You can use readtable, as it will accept any input.
https://www.mathworks.com/help/matlab/ref/readtable.html
Yeah xlsread requires Microsoft Excel to be installed, unless it is run in 'basic' mode and 'basic' mode only reads .xls .xlsx and .xlsm files.
Another alternative are a number of user-written functions posted on MATLAB's file exchange that will work on linux and are more flexible at reading non formatted content.
One example:
https://www.mathworks.com/matlabcentral/fileexchange/75219-csv2cellfast-import-csv-files-on-machines-without-excel

Matlab : Read a file name in string format from a .csv file

I am having a .csv file which contains let's say 50 rows.

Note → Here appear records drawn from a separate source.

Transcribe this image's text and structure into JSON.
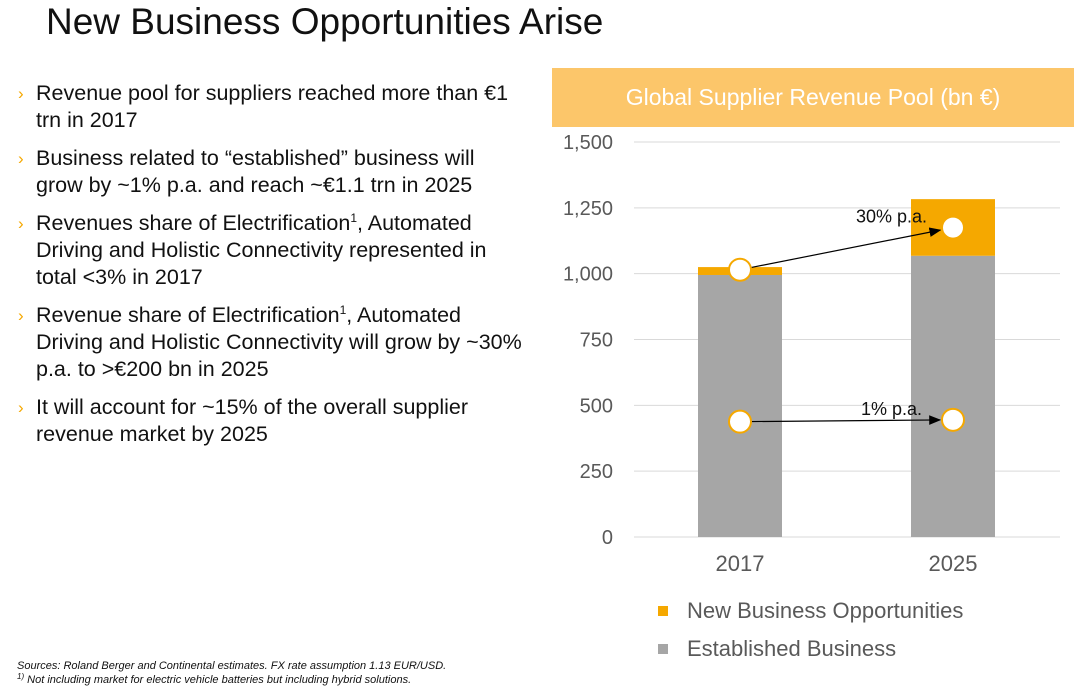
{
  "slide": {
    "title": "New Business Opportunities Arise"
  },
  "bullets": [
    {
      "parts": [
        "Revenue pool for suppliers reached more than €1 trn in 2017"
      ]
    },
    {
      "parts": [
        "Business related to “established” business will grow by ~1% p.a. and reach ~€1.1 trn in 2025"
      ]
    },
    {
      "parts": [
        "Revenues share of Electrification",
        "1",
        ", Automated Driving and Holistic Connectivity represented in total <3% in 2017"
      ]
    },
    {
      "parts": [
        "Revenue share of Electrification",
        "1",
        ", Automated Driving and Holistic Connectivity will grow by ~30% p.a. to >€200 bn in 2025"
      ]
    },
    {
      "parts": [
        "It will account for ~15% of the overall supplier revenue market by 2025"
      ]
    }
  ],
  "footnotes": {
    "sources": "Sources: Roland Berger and Continental estimates. FX rate assumption 1.13 EUR/USD.",
    "note_marker": "1)",
    "note_text": " Not including market for electric vehicle batteries but including hybrid solutions."
  },
  "chart_data": {
    "type": "bar",
    "stacked": true,
    "title": "Global Supplier Revenue Pool (bn €)",
    "categories": [
      "2017",
      "2025"
    ],
    "series": [
      {
        "name": "Established Business",
        "values": [
          995,
          1068
        ],
        "color": "#a6a6a6"
      },
      {
        "name": "New Business Opportunities",
        "values": [
          30,
          215
        ],
        "color": "#f5a800"
      }
    ],
    "ylim": [
      0,
      1500
    ],
    "yticks": [
      0,
      250,
      500,
      750,
      1000,
      1250,
      1500
    ],
    "ytick_labels": [
      "0",
      "250",
      "500",
      "750",
      "1,000",
      "1,250",
      "1,500"
    ],
    "grid": true,
    "legend": {
      "position": "bottom",
      "order": [
        "New Business Opportunities",
        "Established Business"
      ]
    },
    "annotations": [
      {
        "label": "30% p.a.",
        "from": {
          "x": "2017",
          "y": 1015
        },
        "to": {
          "x": "2025",
          "y": 1175
        }
      },
      {
        "label": "1% p.a.",
        "from": {
          "x": "2017",
          "y": 438
        },
        "to": {
          "x": "2025",
          "y": 445
        }
      }
    ],
    "colors": {
      "banner": "#fcc66a",
      "grid": "#d9d9d9",
      "axis_text": "#595959"
    }
  }
}
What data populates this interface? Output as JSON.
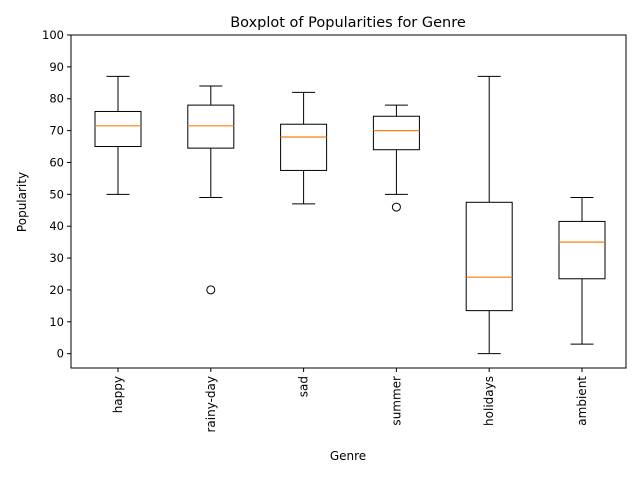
{
  "chart_data": {
    "type": "box",
    "title": "Boxplot of Popularities for Genre",
    "xlabel": "Genre",
    "ylabel": "Popularity",
    "ylim": [
      -4.5,
      100
    ],
    "yticks": [
      0,
      10,
      20,
      30,
      40,
      50,
      60,
      70,
      80,
      90,
      100
    ],
    "grid": false,
    "categories": [
      "happy",
      "rainy-day",
      "sad",
      "summer",
      "holidays",
      "ambient"
    ],
    "boxes": [
      {
        "whisker_low": 50,
        "q1": 65,
        "median": 71.5,
        "q3": 76,
        "whisker_high": 87,
        "outliers": []
      },
      {
        "whisker_low": 49,
        "q1": 64.5,
        "median": 71.5,
        "q3": 78,
        "whisker_high": 84,
        "outliers": [
          20
        ]
      },
      {
        "whisker_low": 47,
        "q1": 57.5,
        "median": 68,
        "q3": 72,
        "whisker_high": 82,
        "outliers": []
      },
      {
        "whisker_low": 50,
        "q1": 64,
        "median": 70,
        "q3": 74.5,
        "whisker_high": 78,
        "outliers": [
          46
        ]
      },
      {
        "whisker_low": 0,
        "q1": 13.5,
        "median": 24,
        "q3": 47.5,
        "whisker_high": 87,
        "outliers": []
      },
      {
        "whisker_low": 3,
        "q1": 23.5,
        "median": 35,
        "q3": 41.5,
        "whisker_high": 49,
        "outliers": []
      }
    ],
    "colors": {
      "box": "#000000",
      "median": "#ff7f0e",
      "outlier": "#000000",
      "axis": "#000000"
    }
  }
}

At the beginning of each row I have a file name in the following format 001_02_03.bmp followed by values separated by commas. Something like this :
001_02_03.bmp,20,30,45,10,40,20
Can someone tell me how can I read the first column from the data?

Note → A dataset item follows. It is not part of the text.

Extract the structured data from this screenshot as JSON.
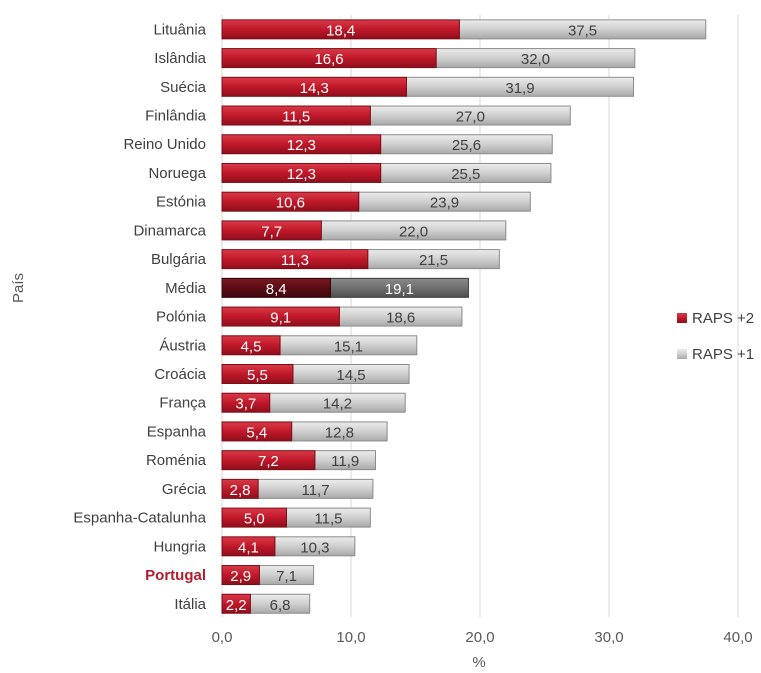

I know how to obtain the data from the second column onward. I am using the csvread function like this X = csvread('filename.csv', 0, 1);. If I try to read the first column in the same manner it outputs an error, saying the csvread does not support string format.
Use textscan, ie:
fid1 = fopen(csvFileName);
X = textscan(fid1, '%s%f%f%f%f%f%f', 'Delimiter', ',');
fclose(fid1);
FirstCol = X{1, 1};
A little more detail? csvread only works with purely numeric data, so you can't use it to get in data with a .bmp, or underscores for that matter. Thus we use textscan. The funny looking format string input to textscan is just saying that the columns are, in order, of type string %s, then the next 6 columns are of type double %f%f%f%f%f%f (or you might choose to alter this to reflect an integer datatype - I personally rarely bother unless the quantity of data is huge or floating point precision is a problem).
Note, if you just wanted to get the first column and ignore the rest, you can replace the format string with %s% %*[^\n]. A final point, if your csv file has a header line, you can skip it using the HeaderLines optional input to textscan.